This is the blog for the research project The Geek as gatekeeper? Changing relations between gender, race and technology funded by the Swedish Research Council.
Current initiatives to widen participation in technology are not succeeding and novel research is key to diversifying the field. This project aims to trace how the figuration of ‘the geek’ includes and excludes and how its shifting articulations are transforming available identities in technology education.
Project description
The geek, often derided but also identified as stereotype and gatekeeper of technology in educational research, is on the rise today, increasingly linked to entrepreneurialism and success. Hence, this is study is timely.
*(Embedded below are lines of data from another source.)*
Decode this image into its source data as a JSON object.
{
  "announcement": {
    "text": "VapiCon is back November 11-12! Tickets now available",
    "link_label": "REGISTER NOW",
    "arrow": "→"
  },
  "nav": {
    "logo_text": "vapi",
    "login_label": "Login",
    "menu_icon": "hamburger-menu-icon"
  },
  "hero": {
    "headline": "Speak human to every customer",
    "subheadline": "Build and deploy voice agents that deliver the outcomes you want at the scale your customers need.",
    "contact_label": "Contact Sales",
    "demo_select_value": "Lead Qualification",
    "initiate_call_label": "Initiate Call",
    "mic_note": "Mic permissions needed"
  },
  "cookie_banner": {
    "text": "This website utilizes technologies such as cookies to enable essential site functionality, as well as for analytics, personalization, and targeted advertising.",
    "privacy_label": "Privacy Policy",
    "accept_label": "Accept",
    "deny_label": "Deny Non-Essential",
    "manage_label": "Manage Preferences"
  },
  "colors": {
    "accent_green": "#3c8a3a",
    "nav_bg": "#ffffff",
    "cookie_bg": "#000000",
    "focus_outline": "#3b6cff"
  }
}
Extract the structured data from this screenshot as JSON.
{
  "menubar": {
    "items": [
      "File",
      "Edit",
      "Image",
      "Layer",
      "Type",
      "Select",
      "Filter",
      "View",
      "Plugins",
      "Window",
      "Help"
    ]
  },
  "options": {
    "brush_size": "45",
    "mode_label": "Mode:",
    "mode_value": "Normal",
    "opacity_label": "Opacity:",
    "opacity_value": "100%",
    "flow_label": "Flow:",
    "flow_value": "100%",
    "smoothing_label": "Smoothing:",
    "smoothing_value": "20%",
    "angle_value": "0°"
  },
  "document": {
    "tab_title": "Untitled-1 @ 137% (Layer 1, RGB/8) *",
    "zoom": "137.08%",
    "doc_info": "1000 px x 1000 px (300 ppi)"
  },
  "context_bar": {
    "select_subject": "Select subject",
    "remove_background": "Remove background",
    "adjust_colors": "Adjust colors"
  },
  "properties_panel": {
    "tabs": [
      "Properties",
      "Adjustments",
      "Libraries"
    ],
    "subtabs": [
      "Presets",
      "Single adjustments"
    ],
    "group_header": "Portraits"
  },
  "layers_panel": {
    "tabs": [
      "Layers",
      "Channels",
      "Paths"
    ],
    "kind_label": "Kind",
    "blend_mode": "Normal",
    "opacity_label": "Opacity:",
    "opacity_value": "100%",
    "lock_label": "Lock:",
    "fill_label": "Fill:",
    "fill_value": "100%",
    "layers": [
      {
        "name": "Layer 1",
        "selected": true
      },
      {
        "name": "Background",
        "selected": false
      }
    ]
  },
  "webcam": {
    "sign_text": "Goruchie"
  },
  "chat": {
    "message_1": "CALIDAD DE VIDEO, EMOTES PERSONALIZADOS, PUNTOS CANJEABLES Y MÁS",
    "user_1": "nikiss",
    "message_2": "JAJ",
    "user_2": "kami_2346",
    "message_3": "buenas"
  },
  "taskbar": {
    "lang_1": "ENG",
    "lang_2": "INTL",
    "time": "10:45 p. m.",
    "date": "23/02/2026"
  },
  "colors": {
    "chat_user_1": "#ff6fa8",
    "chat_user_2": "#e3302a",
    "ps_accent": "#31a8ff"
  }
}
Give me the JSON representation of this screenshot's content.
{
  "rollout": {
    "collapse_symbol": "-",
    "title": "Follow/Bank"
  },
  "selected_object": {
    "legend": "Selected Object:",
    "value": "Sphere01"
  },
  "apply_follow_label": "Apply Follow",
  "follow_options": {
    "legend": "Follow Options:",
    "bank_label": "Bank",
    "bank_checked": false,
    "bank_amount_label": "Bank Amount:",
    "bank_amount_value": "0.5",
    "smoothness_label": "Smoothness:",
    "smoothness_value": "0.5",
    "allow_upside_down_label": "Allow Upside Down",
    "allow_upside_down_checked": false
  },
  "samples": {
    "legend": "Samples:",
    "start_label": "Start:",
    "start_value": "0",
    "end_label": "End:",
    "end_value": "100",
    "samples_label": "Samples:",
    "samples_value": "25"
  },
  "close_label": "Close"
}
We break with previous studies in not contending with rejecting the geek, instead exploring the logics at play in gendering and racialising the geek and ‘his’ passion for technology through looking outside formal education.
The four-year project consists of three sub-studies, each analysing a context with both traditional geek representations and spaces where the geek is re-articulated and resisted. These are: Popular culture (film, TV and their viewing); Open source coding/gaming communities (weekend gatherings and on-line); Higher Education (student clubs/events). We will produce data using ethnographic methods including group/individual interviews and participant observation. Our ambition is to deconstruct the geek, locating its conflicting discourses. We will thus shed light on its pluralisation and its gatekeeper role in passionate relationships to technology. Our findings will create openings to widen participation in technology.